I was watching the movie Public Enemies the other day, the Michael Mann-directed crime drama from this year starring Johnny Depp as bank robber John Dillinger and Christian Bale as the FBI agent assigned to bring him in. Not a bad flick, overall, but it lacked some of the fire and intriguing moral ambiguity of previous Mann films like Heat, or even Collateral.
Still, worth a rent. Check it out.
Anyway, in that film there's a scene with Dillinger and his girlfriend, Billie Frechette (played by Marion Cotillard). Perpetuating the idea that women can be bought, Dillinger buys Billie a fur coat and, in return, she has sex with him. How fucking romantic.
Public Enemies takes place in the 1930s, during the Great Depression era. What struck me about the Dillinger/Frechette love scene in this movie was how, well, modern it was. As far as big action movie love scenes go, this one most reminded me of the scene between Matt Damon and Franka Potente in The Bourne Identity.
For some reason, this struck me as odd.
When I got to thinking about it more, I didn't understand why I thought it was odd that a sex scene from the 1930s would seem similar to a sex scene from the 2000s.
Or maybe I just wanted to have sexy pictures in my blog this week.
The fact is, sex couldn't have possibly been very different in the 1930s or the 1860s or even the 1400s. Sex in the Stone Age was probably similar to sex Industrial Age. Sex on Mayflower was probably the same as sex on the Santa Maria. Sex on the U.S.S. Enterprise will probably be the same as sex on the U.S.S. Abraham Lincoln.
Still, that seems fucking strange. Maybe it's just the way we view history, as something so different and detached from the way we are now. There's a Greg Giraldo bit where he compares letters written by Civil War soldiers to their loves to those written today and, while amusing, it reminds me of a fundamental flaw regarding how we view the past. We seem to see it as something intangibly other from the way we are today.

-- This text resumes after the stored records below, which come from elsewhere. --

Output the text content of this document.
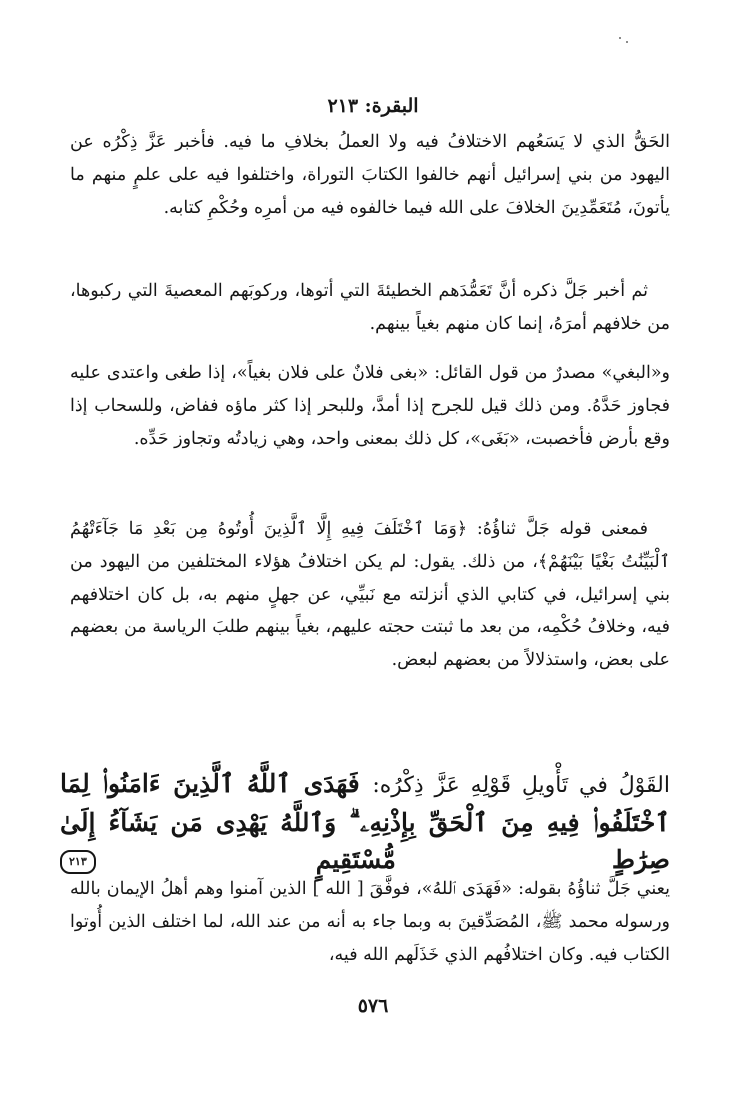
البقرة: ٢١٣

الحَقُّ الذي لا يَسَعُهم الاختلافُ فيه ولا العملُ بخلافِ ما فيه. فأخبر عَزَّ ذِكْرُه عن اليهود من بني إسرائيل أنهم خالفوا الكتابَ التوراة، واختلفوا فيه على علمٍ منهم ما يأتونَ، مُتَعَمِّدِينَ الخلافَ على الله فيما خالفوه فيه من أمرِه وحُكْمِ كتابه.

ثم أخبر جَلَّ ذكره أنَّ تَعَمُّدَهم الخطيئةَ التي أتوها، وركوبَهم المعصيةَ التي ركبوها، من خلافهم أمرَهُ، إنما كان منهم بغياً بينهم.

و«البغي» مصدرٌ من قول القائل: «بغى فلانٌ على فلان بغياً»، إذا طغى واعتدى عليه فجاوز حَدَّهُ. ومن ذلك قيل للجرح إذا أمدَّ، وللبحر إذا كثر ماؤه ففاض، وللسحاب إذا وقع بأرض فأخصبت، «بَغَى»، كل ذلك بمعنى واحد، وهي زيادتُه وتجاوز حَدِّه.

فمعنى قوله جَلَّ ثناؤُهُ: ﴿وَمَا ٱخْتَلَفَ فِيهِ إِلَّا ٱلَّذِينَ أُوتُوهُ مِن بَعْدِ مَا جَآءَتْهُمُ ٱلْبَيِّنَٰتُ بَغْيًا بَيْنَهُمْ﴾، من ذلك. يقول: لم يكن اختلافُ هؤلاء المختلفين من اليهود من بني إسرائيل، في كتابي الذي أنزلته مع نَبيِّي، عن جهلٍ منهم به، بل كان اختلافهم فيه، وخلافُ حُكْمِه، من بعد ما ثبتت حجته عليهم، بغياً بينهم طلبَ الرياسة من بعضهم على بعض، واستذلالاً من بعضهم لبعض.

القَوْلُ في تَأْويلِ قَوْلِهِ عَزَّ ذِكْرُه: فَهَدَى ٱللَّهُ ٱلَّذِينَ ءَامَنُوا۟ لِمَا ٱخْتَلَفُوا۟ فِيهِ مِنَ ٱلْحَقِّ بِإِذْنِهِۦ ۗ وَٱللَّهُ يَهْدِى مَن يَشَآءُ إِلَىٰ صِرَٰطٍ مُّسْتَقِيمٍ ٢١٣

يعني جَلَّ ثناؤُهُ بقوله: «فَهَدَى ٱللهُ»، فوفَّقَ [ الله ] الذين آمنوا وهم أهلُ الإيمان بالله ورسوله محمد ﷺ، المُصَدِّقينَ به وبما جاء به أنه من عند الله، لما اختلف الذين أُوتوا الكتاب فيه. وكان اختلافُهم الذي خَذَلَهم الله فيه،

٥٧٦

The truth is people are the same all over, regardless of culture, history, upbringing. There are differences in those cultures, of course. There are differences in how people react to certain situations or stimuli. But that doesn't make people different. Whenever I've met someone from Jamaica or England or Romania, what strikes me first and foremost isn't the cultural differences, but rather how much we're alike as people. We all worry about survival and having fun, morality and girls.
It's easier to notice the differences in people when you're viewing the culture as a whole. When you see an African tribal ritual without having met anyone individually, you notice the differences. But when you encounter individuals, you realize that we're actually all quite similar.
And if sex is about anything, it's about individuals.
Sex is a base instinct that transcends culture and time period. Thomas Jefferson had his equivalent of rose petal-covered Valentine's Day romantic sex with his wife, and he probably had his equivalent of dorm room shower quickies with Sally Hemings.
Maybe it's porn.
It can't all have to do with porn, of course, but it seems like it could be a contributing factor. There is a clear definition between almost everyone having access to porn and it being more strictly controlled and that clear definition is called the Internet.
The Internet is an incredibly new development, if you look at the scope of human history. But it's also something that has become so indoctrinated into our daily lives that, for people around my age, it gets hard to believe what we did prior to it. For those younger than me, they literally may not have a time where they didn't have the Internet.
That can skew your perspective, as history doesn't have much of a place on the Internet. The Internet is about new and now and faster and better and quicker. It's about movement. It's about moving on. The Internet views history almost as a niche market and, consequently, people growing up on the Internet will probably view history as almost inconsequential.
These kids, they'll grow up with older brothers (or maybe even fathers) who use the Internet to look at porn on at least a semi-regular basis. And porn is pretty modern. In that way, it's strange to think about that same kind of sex going on, all corsets and enormous gowns, in Victorian England.
Not to say Queen Elizabeth was doing the piledriver on the side of her royal bed, but there was probably more going on than just the missionary position.
With porn, we've modernized and naturalized sex to the degree that thinking about it in regards to history is strange and incongruous. The phrase "your grandparents still have sex," used to disgust teenagers, glosses over the fact that, when they were your age, your grandparents had the same kind of sex you do.
Or maybe it's just hard to believe anyone was fucking during the Great Depression.